Chief Napayshni stood looking down at her without expression. “Untie her,” was all he said, and the man whose horse she had ridden on was quick to object.

“She’ll run away. She tried every time we untied her. She’s fast as the wind and very clever.”

“I’m faster than she is,” the chief said, looking unconcerned.

Wachiwi said nothing, but her hands and legs were numb when they untied her. Her hair was tangled from the trip, and her face was filthy from the dust. Her elkskin dress was torn in several places from the buffalo-sinew ropes they had used to tie her. It was a few minutes before she was able to stand. She dusted herself off, trying to look proud, and stumbling a little. She turned away so the men who had taken her would not see the tears in her eyes. Life as she had known it, among people she loved, and who loved her, was over forever. She was a slave now. She knew she would run away, but first she had to learn the layout of the camp and be able to take one of their horses. And then she would go home. Nothing could keep her with the Crow.

Chief Napayshni continued to observe her. He saw the torn dress. It was unmistakably the garb of the wife or daughter of a chief. Her moccasins were beaded, and the whole top of her dress was covered in the porcupine quills she was so proud of. These had been dyed a deep blue, with a paste she had learned how to make with berries. It was a skill few of the women in her camp had mastered. And in spite of her matted hair and dirty arms and face, it was still easy to see how beautiful she was.

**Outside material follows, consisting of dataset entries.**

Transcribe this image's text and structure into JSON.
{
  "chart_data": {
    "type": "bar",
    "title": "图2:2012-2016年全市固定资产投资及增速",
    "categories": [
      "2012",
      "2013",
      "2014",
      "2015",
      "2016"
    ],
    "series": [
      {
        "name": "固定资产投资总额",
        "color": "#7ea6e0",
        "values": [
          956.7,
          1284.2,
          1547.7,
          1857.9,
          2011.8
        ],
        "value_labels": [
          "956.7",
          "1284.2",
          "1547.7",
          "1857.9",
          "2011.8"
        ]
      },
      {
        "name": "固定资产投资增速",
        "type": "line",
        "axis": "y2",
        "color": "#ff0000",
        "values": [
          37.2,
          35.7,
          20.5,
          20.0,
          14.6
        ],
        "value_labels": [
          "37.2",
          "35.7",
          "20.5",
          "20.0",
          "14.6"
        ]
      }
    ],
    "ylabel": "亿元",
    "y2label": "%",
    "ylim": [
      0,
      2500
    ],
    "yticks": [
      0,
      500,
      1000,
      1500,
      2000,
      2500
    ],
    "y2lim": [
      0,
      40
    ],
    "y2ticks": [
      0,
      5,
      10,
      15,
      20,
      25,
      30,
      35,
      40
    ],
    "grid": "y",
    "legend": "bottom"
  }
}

“What are you called?” the chief asked her directly. She ignored him. But this time, instead of acting according to maidenly tradition in all tribes, she stared him in the eyes with a look of utter hatred. “You have no name?” he said, looking unimpressed. She was like an angry child, but he knew that other girls in her position would have been terrified, and she wasn’t. He admired that in her. Her bravery was perhaps just an act she was putting on, but she didn’t seem to be afraid of him at all, and he liked that about her. She had spirit, and courage. “You are the daughter of a great chief,” he said, knowing exactly who her father was. The raid on her camp had been no accident, only taking her had been a random act by the braves who saw her and grabbed her, as a prize of war for their chief. And although he would never have said it to them, Napayshni felt sorry for her father. It would surely be a grief to him to lose a daughter such as this, for any man for that matter. And his men had reported that they had killed two of the chief’s sons, and others. The raid had been a great success for them, and a hard blow for Wachiwi’s tribe.

“Then why did you take me?” she asked him, “if you think my father a great chief?” She continued to look him straight in the eye, pretending not to fear him, or what he could do to her now. She had heard stories of kidnapped women who became slaves in other tribes. They were not happy stories, and this was her lot now.